As world travel seems more and more accesible these days, there are still a few destinations that remain fairly elusive for most travelers. One such destination is Bhutan, a Himalayan country sandwiched between China and India. As of late, the country has become more accessible to tourists and today, Kay Dougherty, author of Blonde Brunette Travel, shares her first-hand Bhutan travel tips with us in order to make the most of a visit to this enchanting country.
The Tourism Council of Bhutan cites the main reasons people choose to visit as the culture, Buddhism, nature and because it’s seen as being undiscovered. Whatever the reason, Bhutan is certainly not a place you go to for casinos, Broadway shows or fine dining!
As a firmly committed independent traveler, I had mulled going to Bhutan for years but hesitated as it meant I would need to go on a group tour. The Bhutan government has imposed restrictions that apply to tourists and make it very difficult to go on your own. Additionally, it is not an inexpensive destination. You have to use a licensed tour operator and spend a minimum of $250 per day. My 12 day trip, not including air to Bangkok where the group met, cost about $5,300 or a little over $441 per day. That included flights to and from Bangkok to Paro, all hotels, meals, our guide, drivers, 2 SUVs for transport and all entrance fees.
I went with a women’s cultural tour that included five of us ranging in age from early 50’s to 70. Bhutan is a destination for fit boomers who do not have any significant medical or mobility issues. It is also a destination where, before going, you should purchase medical evacuation insurance because in the case of urgent medical attention you will not find Western standards of care in the country.
The Charm of Bhutan
So what about their culture is so beguiling? The main thing is that it’s truly and uniquely theirs. In a world where it often seems as if you can’t escape Starbucks, McDonalds and other outside influences, you can escape them all in Bhutan! Television wasn’t even legal until 1999 so no one will know who shot J.R. and with any luck they may not have even heard of the Kardashians. That alone is a good reason to go!
About 10% of the men have gone off to monasteries for many generations and continue to do so today. They receive religious education, learn trades such as carving and painting and may spend their lives as monks or use the trades they learned to make a living if they leave the order. Most become farmers, laborers, government employees or perhaps business owners or employees.
The women are hard working whether taking care of the children of the extended family, preparing meals, weaving or working in the fields. They are not isolated or disenfranchised but early marriages and a lack of educational opportunities, for both men and women, limit the degree to which they can elevate their economic or social status.

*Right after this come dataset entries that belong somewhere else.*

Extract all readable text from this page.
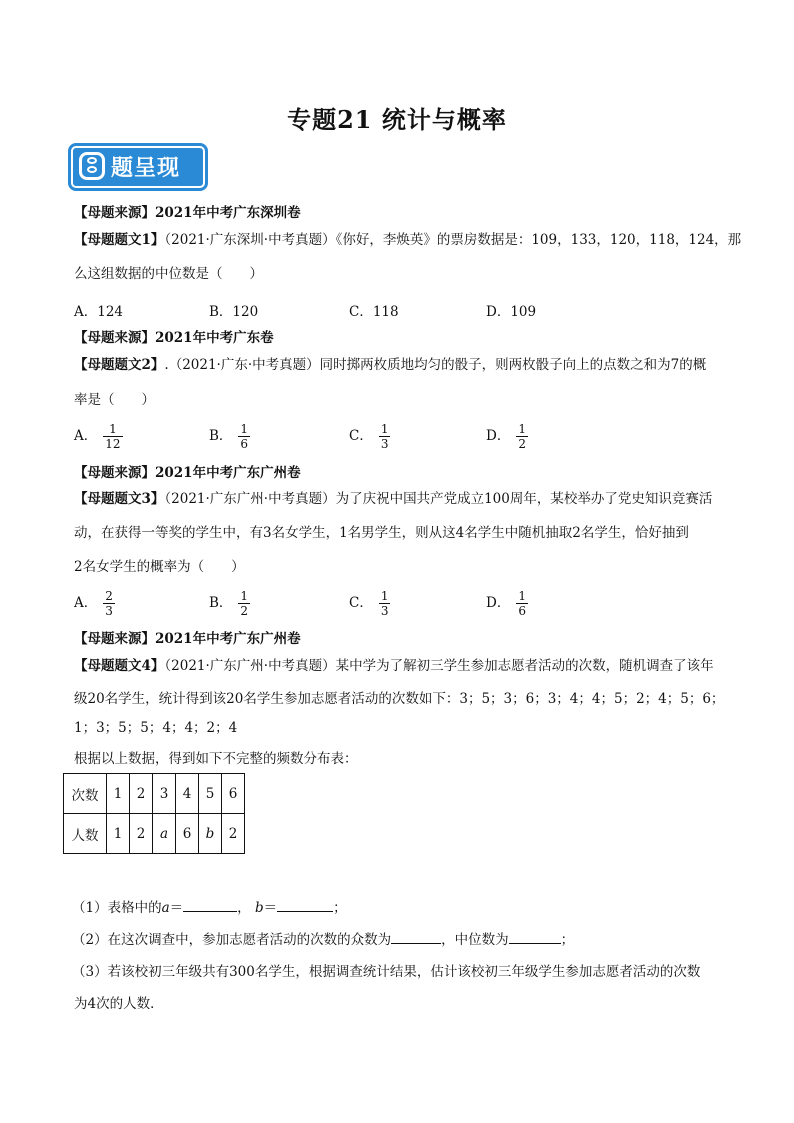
专题21 统计与概率
题呈现
【母题来源】2021年中考广东深圳卷
【母题题文1】（2021·广东深圳·中考真题）《你好，李焕英》的票房数据是：109，133，120，118，124，那
么这组数据的中位数是（　　）
A．124	B．120	C．118	D．109
【母题来源】2021年中考广东卷
【母题题文2】.（2021·广东·中考真题）同时掷两枚质地均匀的骰子，则两枚骰子向上的点数之和为7的概
率是（　　）
A． $\frac{1}{12}$	B． $\frac{1}{6}$	C． $\frac{1}{3}$	D． $\frac{1}{2}$
【母题来源】2021年中考广东广州卷
【母题题文3】（2021·广东广州·中考真题）为了庆祝中国共产党成立100周年，某校举办了党史知识竞赛活
动，在获得一等奖的学生中，有3名女学生，1名男学生，则从这4名学生中随机抽取2名学生，恰好抽到
2名女学生的概率为（　　）
A． $\frac{2}{3}$	B． $\frac{1}{2}$	C． $\frac{1}{3}$	D． $\frac{1}{6}$
【母题来源】2021年中考广东广州卷
【母题题文4】（2021·广东广州·中考真题）某中学为了解初三学生参加志愿者活动的次数，随机调查了该年
级20名学生，统计得到该20名学生参加志愿者活动的次数如下：3；5；3；6；3；4；4；5；2；4；5；6；
1；3；5；5；4；4；2；4
根据以上数据，得到如下不完整的频数分布表：
次数	1	2	3	4	5	6
人数	1	2	a	6	b	2
（1）表格中的a＝	， b＝	；
（2）在这次调查中，参加志愿者活动的次数的众数为	，中位数为	；
（3）若该校初三年级共有300名学生，根据调查统计结果，估计该校初三年级学生参加志愿者活动的次数
为4次的人数．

Bhutan is in the Himalayas and has essentially one drivable road in the country. Most of the people get around by foot or stay in the villages where they grew up and where their children will also grow up. We were fortunate enough to go to a private home for tea. The elder daughter, who was our hostess, said that her family has lived in the same home for 23 generations.
Bhutan, Buddhism and Phalluses
It’s impossible to extricate the culture from the Buddhism. Buddhism, as practiced in Bhutan, is a pervasive and ancient belief system and seemingly the central theme of life in Bhutan. Almost all sites you will see are temples and monasteries. The countryside is thick with gently waving prayer flags to honor the dead, appease gods or protect the living.
A most unexpected element of Buddhism in Bhutan is their fondness for – choosing words carefully here – phallus decor. There are more legends than you can imagine but one of my personal favorites was the monk Drukpa Kunley, aka The Divine Madman. Amazing tales of his exploits abound, the majority of which involve his penis and its magical powers. It is not uncommon to see homes and businesses with anatomically correct um, erections, or paintings.
Across the country, you see charming traditional homes with ornate carvings and colorful painting reflecting the skills men have learned in the monasteries. Many other homes are extremely basic. Only recently has the entire country had access to electricity and running water in rural homes is unlikely.
To be very candid, I was not as awed by the nature in Bhutan as I expected to be. The Himalayas are beautiful, there were lovely magnolia trees and, when there wasn’t fog, some of the vistas looked like postcards.
However, most of what I saw was the seemingly unending, switch-backed, unpaved and dusty national highway. Riding in Bhutan is not for the faint of heart, those who suffer from motion sickness or respiratory problems. Trucks from India spew diesel fumes, Indian road workers live in roadside shanties, drop-offs are extreme and unprotected and litter is a pervasive problem. Not everyone would agree with my assessment but to me that was the disappointing aspect of the trip. I had pictured beautiful alpine settings with clean air.
The best thing about Bhutan was the people. Their reverence for every living thing is a difference that sets them apart from most of the rest of the world. The Bhutanese we met were gentle, shy, polite and had a twinkly sense of humor. The fact that they virtually always wear their national dress also creates an image of a culture set apart from the rest of the world.
Bhutan is truly like nowhere else you have been. As tourism continues to increase it is unlikely that Bhutan will be able to maintain its air of being untouched by modernity. Going now means sacrificing some creature comforts but going later may take you to a different place altogether. Your call.